Ella asiente y, luego de eso, nos encaminamos hacia la planta baja de la casa.
He escrito una carta. Una carta para el hombre al que le hice añicos la existencia. Una carta, no para enmendar el daño, porque sé que este no puede ser enmendado, sino para disculparme por todo lo que pasó gracias a mí. A mi incapacidad de confiar en él y a todo lo que esa desconfianza trajo a nuestras vidas.
En ella, le hablo sobre las intenciones que tengo de enviarle absolutamente todo el dinero que el libro genere a su madre, para que ella pueda iniciar un proceso legal para recuperar la custodia de su hijo. En dicha carta, trato de dejar en claro que sigo estando en la misma postura en la que estaba cuando lo conocí: yo no quiero ni un solo centavo que venga a expensas de su sufrimiento. De todo aquello por lo que pasó por mi culpa.
Así mismo, he aprovechado para contarle respecto a mi renuncia de Editorial Edén —aunque esto a él ni siquiera le importe— y le he hablado, también, sobre la decisión que he tomado de regresar a vivir con mis padres de forma definitiva. Omito completamente el hecho de que estoy a punto de internarme en un hospital psiquiátrico, por el tiempo que sea necesario para ayudarme a mí misma a salir de este estado de oscuridad en el que me he sumido, y tomo la oportunidad que se me presenta para despedirme de él.
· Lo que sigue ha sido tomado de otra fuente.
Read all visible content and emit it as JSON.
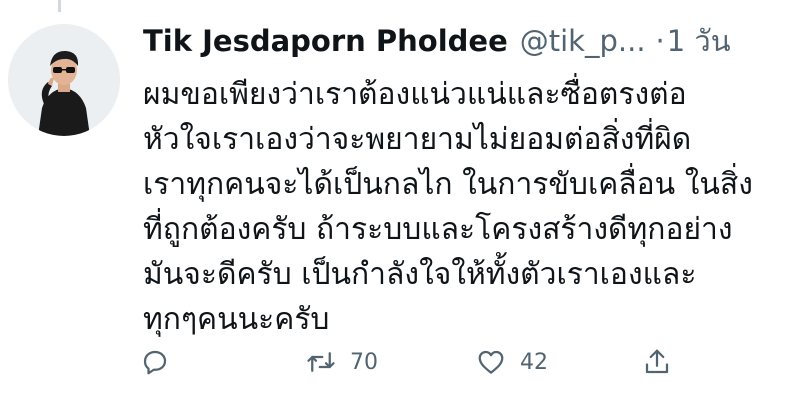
{
  "tweet": {
    "display_name": "Tik Jesdaporn Pholdee",
    "handle": "@tik_p...",
    "separator": "·",
    "time": "1 วัน",
    "text_lines": [
      "ผมขอเพียงว่าเราต้องแน่วแน่และซื่อตรงต่อ",
      "หัวใจเราเองว่าจะพยายามไม่ยอมต่อสิ่งที่ผิด",
      "เราทุกคนจะได้เป็นกลไก ในการขับเคลื่อน ในสิ่ง",
      "ที่ถูกต้องครับ ถ้าระบบและโครงสร้างดีทุกอย่าง",
      "มันจะดีครับ เป็นกำลังใจให้ทั้งตัวเราเองและ",
      "ทุกๆคนนะครับ"
    ]
  },
  "actions": {
    "reply": {
      "icon": "reply-icon"
    },
    "retweet": {
      "icon": "retweet-icon",
      "count": "70"
    },
    "like": {
      "icon": "heart-icon",
      "count": "42"
    },
    "share": {
      "icon": "share-icon"
    }
  },
  "colors": {
    "text": "#0f1419",
    "secondary": "#536471",
    "thread_line": "#cfd9de"
  }
}
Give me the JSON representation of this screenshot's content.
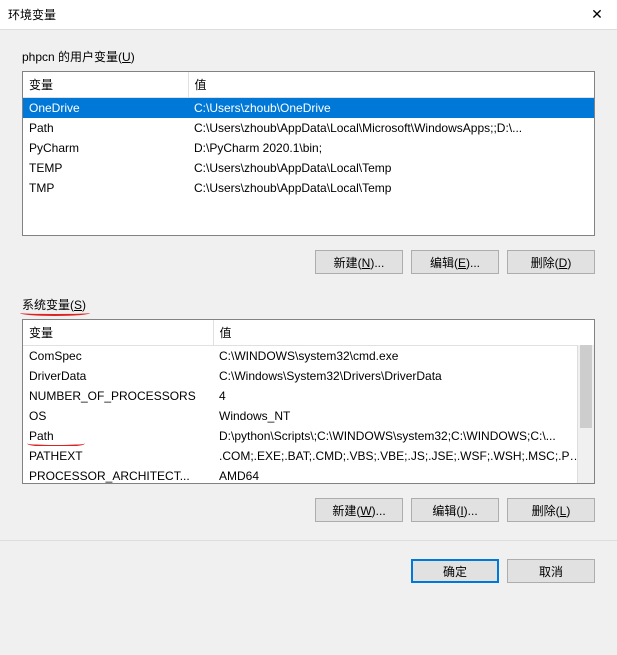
{
  "window": {
    "title": "环境变量"
  },
  "user": {
    "label_prefix": "phpcn 的用户变量(",
    "label_key": "U",
    "label_suffix": ")",
    "col_var": "变量",
    "col_val": "值",
    "rows": [
      {
        "name": "OneDrive",
        "value": "C:\\Users\\zhoub\\OneDrive",
        "selected": true
      },
      {
        "name": "Path",
        "value": "C:\\Users\\zhoub\\AppData\\Local\\Microsoft\\WindowsApps;;D:\\..."
      },
      {
        "name": "PyCharm",
        "value": "D:\\PyCharm 2020.1\\bin;"
      },
      {
        "name": "TEMP",
        "value": "C:\\Users\\zhoub\\AppData\\Local\\Temp"
      },
      {
        "name": "TMP",
        "value": "C:\\Users\\zhoub\\AppData\\Local\\Temp"
      }
    ],
    "btn_new_pre": "新建(",
    "btn_new_key": "N",
    "btn_new_suf": ")...",
    "btn_edit_pre": "编辑(",
    "btn_edit_key": "E",
    "btn_edit_suf": ")...",
    "btn_del_pre": "删除(",
    "btn_del_key": "D",
    "btn_del_suf": ")"
  },
  "sys": {
    "label_prefix": "系统变量(",
    "label_key": "S",
    "label_suffix": ")",
    "col_var": "变量",
    "col_val": "值",
    "rows": [
      {
        "name": "ComSpec",
        "value": "C:\\WINDOWS\\system32\\cmd.exe"
      },
      {
        "name": "DriverData",
        "value": "C:\\Windows\\System32\\Drivers\\DriverData"
      },
      {
        "name": "NUMBER_OF_PROCESSORS",
        "value": "4"
      },
      {
        "name": "OS",
        "value": "Windows_NT"
      },
      {
        "name": "Path",
        "value": "D:\\python\\Scripts\\;C:\\WINDOWS\\system32;C:\\WINDOWS;C:\\...",
        "annot": true
      },
      {
        "name": "PATHEXT",
        "value": ".COM;.EXE;.BAT;.CMD;.VBS;.VBE;.JS;.JSE;.WSF;.WSH;.MSC;.PY;.P..."
      },
      {
        "name": "PROCESSOR_ARCHITECT...",
        "value": "AMD64"
      }
    ],
    "btn_new_pre": "新建(",
    "btn_new_key": "W",
    "btn_new_suf": ")...",
    "btn_edit_pre": "编辑(",
    "btn_edit_key": "I",
    "btn_edit_suf": ")...",
    "btn_del_pre": "删除(",
    "btn_del_key": "L",
    "btn_del_suf": ")"
  },
  "footer": {
    "ok": "确定",
    "cancel": "取消"
  }
}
Para agradecerle cada instante y cada aprendizaje. Para hablarle de todo aquello que sentí por él y decirle cuánto espero que algún día pueda perdonarme. Cuánto espero que algún día, todo esto termine para ambos.
Natalia va a entregársela a Gael luego de que me deje en el hospital. Le he pedido a mis padres que se queden en casa. Me rompería el corazón dejarles verme en mi estado más vulnerable una vez que lleguemos ahí, es por eso que he decidido despedirme de ellos aquí, en casa, para que solo mi hermana sea quien me acompañe hasta allá.
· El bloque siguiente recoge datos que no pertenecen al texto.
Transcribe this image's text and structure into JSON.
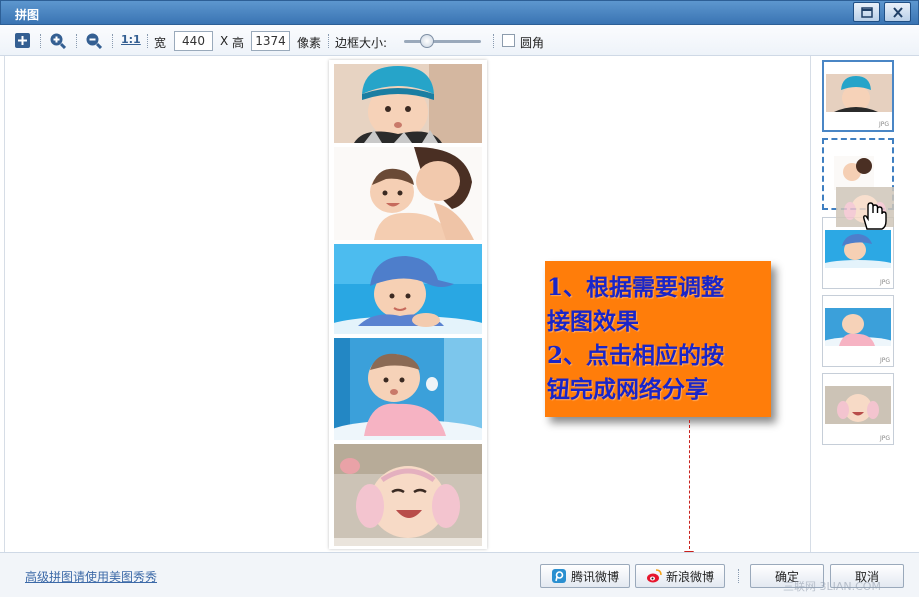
{
  "window": {
    "title": "拼图"
  },
  "toolbar": {
    "one_to_one": "1:1",
    "width_label": "宽",
    "width_value": "440",
    "x_label": "X",
    "height_label": "高",
    "height_value": "1374",
    "pixel_label": "像素",
    "border_label": "边框大小:",
    "border_level": 0.3,
    "rounded_label": "圆角",
    "rounded_checked": false
  },
  "thumbnails": {
    "tag": "JPG"
  },
  "callout": {
    "line1": "1、根据需要调整",
    "line2": "接图效果",
    "line3": "2、点击相应的按",
    "line4": "钮完成网络分享"
  },
  "footer": {
    "link": "高级拼图请使用美图秀秀",
    "tencent": "腾讯微博",
    "sina": "新浪微博",
    "ok": "确定",
    "cancel": "取消",
    "watermark": "三联网 3LIAN.COM"
  },
  "colors": {
    "accent": "#4a86c5",
    "callout_bg": "#ff7d0a",
    "callout_text": "#1a25c8",
    "arrow": "#c8201c"
  }
}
—¿Estás segura de que no quieres que te acompañemos? —del temblor en la voz de mi madre me provoca un nudo en la garganta, pero me las arreglo para esbozar una sonrisa.
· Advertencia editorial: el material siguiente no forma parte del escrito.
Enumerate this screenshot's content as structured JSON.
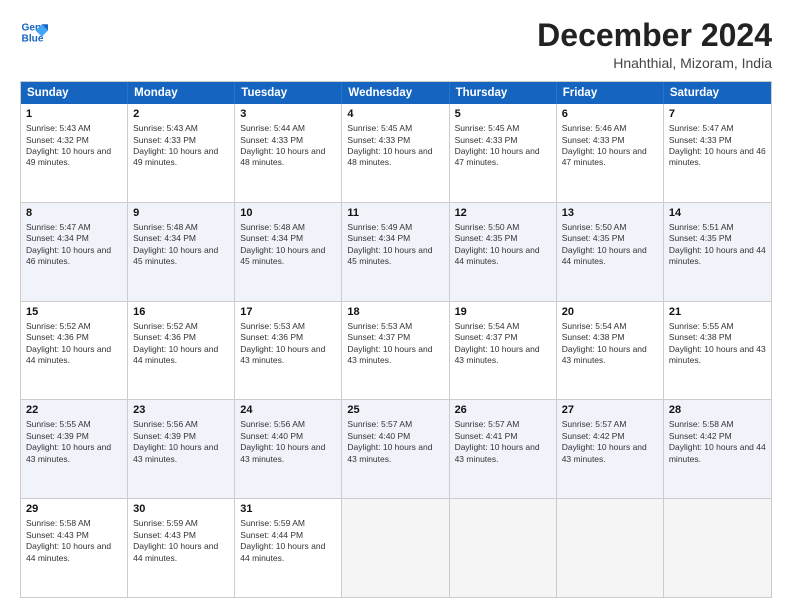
{
  "logo": {
    "line1": "General",
    "line2": "Blue"
  },
  "title": "December 2024",
  "subtitle": "Hnahthial, Mizoram, India",
  "days": [
    "Sunday",
    "Monday",
    "Tuesday",
    "Wednesday",
    "Thursday",
    "Friday",
    "Saturday"
  ],
  "rows": [
    [
      {
        "day": 1,
        "sunrise": "5:43 AM",
        "sunset": "4:32 PM",
        "daylight": "10 hours and 49 minutes."
      },
      {
        "day": 2,
        "sunrise": "5:43 AM",
        "sunset": "4:33 PM",
        "daylight": "10 hours and 49 minutes."
      },
      {
        "day": 3,
        "sunrise": "5:44 AM",
        "sunset": "4:33 PM",
        "daylight": "10 hours and 48 minutes."
      },
      {
        "day": 4,
        "sunrise": "5:45 AM",
        "sunset": "4:33 PM",
        "daylight": "10 hours and 48 minutes."
      },
      {
        "day": 5,
        "sunrise": "5:45 AM",
        "sunset": "4:33 PM",
        "daylight": "10 hours and 47 minutes."
      },
      {
        "day": 6,
        "sunrise": "5:46 AM",
        "sunset": "4:33 PM",
        "daylight": "10 hours and 47 minutes."
      },
      {
        "day": 7,
        "sunrise": "5:47 AM",
        "sunset": "4:33 PM",
        "daylight": "10 hours and 46 minutes."
      }
    ],
    [
      {
        "day": 8,
        "sunrise": "5:47 AM",
        "sunset": "4:34 PM",
        "daylight": "10 hours and 46 minutes."
      },
      {
        "day": 9,
        "sunrise": "5:48 AM",
        "sunset": "4:34 PM",
        "daylight": "10 hours and 45 minutes."
      },
      {
        "day": 10,
        "sunrise": "5:48 AM",
        "sunset": "4:34 PM",
        "daylight": "10 hours and 45 minutes."
      },
      {
        "day": 11,
        "sunrise": "5:49 AM",
        "sunset": "4:34 PM",
        "daylight": "10 hours and 45 minutes."
      },
      {
        "day": 12,
        "sunrise": "5:50 AM",
        "sunset": "4:35 PM",
        "daylight": "10 hours and 44 minutes."
      },
      {
        "day": 13,
        "sunrise": "5:50 AM",
        "sunset": "4:35 PM",
        "daylight": "10 hours and 44 minutes."
      },
      {
        "day": 14,
        "sunrise": "5:51 AM",
        "sunset": "4:35 PM",
        "daylight": "10 hours and 44 minutes."
      }
    ],
    [
      {
        "day": 15,
        "sunrise": "5:52 AM",
        "sunset": "4:36 PM",
        "daylight": "10 hours and 44 minutes."
      },
      {
        "day": 16,
        "sunrise": "5:52 AM",
        "sunset": "4:36 PM",
        "daylight": "10 hours and 44 minutes."
      },
      {
        "day": 17,
        "sunrise": "5:53 AM",
        "sunset": "4:36 PM",
        "daylight": "10 hours and 43 minutes."
      },
      {
        "day": 18,
        "sunrise": "5:53 AM",
        "sunset": "4:37 PM",
        "daylight": "10 hours and 43 minutes."
      },
      {
        "day": 19,
        "sunrise": "5:54 AM",
        "sunset": "4:37 PM",
        "daylight": "10 hours and 43 minutes."
      },
      {
        "day": 20,
        "sunrise": "5:54 AM",
        "sunset": "4:38 PM",
        "daylight": "10 hours and 43 minutes."
      },
      {
        "day": 21,
        "sunrise": "5:55 AM",
        "sunset": "4:38 PM",
        "daylight": "10 hours and 43 minutes."
      }
    ],
    [
      {
        "day": 22,
        "sunrise": "5:55 AM",
        "sunset": "4:39 PM",
        "daylight": "10 hours and 43 minutes."
      },
      {
        "day": 23,
        "sunrise": "5:56 AM",
        "sunset": "4:39 PM",
        "daylight": "10 hours and 43 minutes."
      },
      {
        "day": 24,
        "sunrise": "5:56 AM",
        "sunset": "4:40 PM",
        "daylight": "10 hours and 43 minutes."
      },
      {
        "day": 25,
        "sunrise": "5:57 AM",
        "sunset": "4:40 PM",
        "daylight": "10 hours and 43 minutes."
      },
      {
        "day": 26,
        "sunrise": "5:57 AM",
        "sunset": "4:41 PM",
        "daylight": "10 hours and 43 minutes."
      },
      {
        "day": 27,
        "sunrise": "5:57 AM",
        "sunset": "4:42 PM",
        "daylight": "10 hours and 43 minutes."
      },
      {
        "day": 28,
        "sunrise": "5:58 AM",
        "sunset": "4:42 PM",
        "daylight": "10 hours and 44 minutes."
      }
    ],
    [
      {
        "day": 29,
        "sunrise": "5:58 AM",
        "sunset": "4:43 PM",
        "daylight": "10 hours and 44 minutes."
      },
      {
        "day": 30,
        "sunrise": "5:59 AM",
        "sunset": "4:43 PM",
        "daylight": "10 hours and 44 minutes."
      },
      {
        "day": 31,
        "sunrise": "5:59 AM",
        "sunset": "4:44 PM",
        "daylight": "10 hours and 44 minutes."
      },
      null,
      null,
      null,
      null
    ]
  ],
  "row_alt": [
    false,
    true,
    false,
    true,
    false
  ]
}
—Si me acompañan, no voy a querer quedarme —digo, porque es cierto, y ella me envuelve en un abrazo apretado.
El nudo en mi garganta se aprieta y siento cómo las lágrimas se me agolpan en la mirada. Es en ese momento, que me aferro a ella.
—Te amo —susurro, contra su oído y ella solloza contra el mío que me ama también.
Acto seguido, me aparto y mi padre me abraza.
Él no dice nada de inmediato. Se limita a sostenerme contra su pecho, dándome esa fortaleza de la que siempre me ha provisto con esta clase de gestos.
—Te amo, princesa —susurra, cuando estoy a punto de apartarme de él y, esta vez, las lágrimas me vencen.
—Te amo, papá —digo, con la voz entrecortada, al tiempo que me aparto para mirarlo.
Una sonrisa se desliza en mis labios luego de eso —pese a las lágrimas— y me limpio las mejillas con el dorso de la mano.
—Iremos a verte el fin de semana —mi madre promete y sé que así será. Sé que irá a verme cuantas veces le sea posible.
—Allá los espero —digo, mientras acomodo la mochila que preparé sobre mi hombro. Sé que van a quitarme la mayoría de las cosas que llevo; pero, de todos modos, la preparé para tener algo en qué entretenerme mientras esperaba a que se llegara la hora de marcharme.
—Se despiden como si no fuesen a verse dentro de unos días —Natalia se burla y sé que lo hace solo para aligerar el ambiente.
Una pequeña risa se me escapa y aprovecho el desfogue de tensión para dar un par de pasos hacia atrás.
—Nos vemos pronto —digo, finalmente y mi madre se limpia las lágrimas para dedicarme una sonrisa tranquilizadora. Una muy similar a la que mi papá lleva en los labios.
—Nos vemos pronto —dicen al unísono y, acto seguido, Natalia y yo salimos de la casa.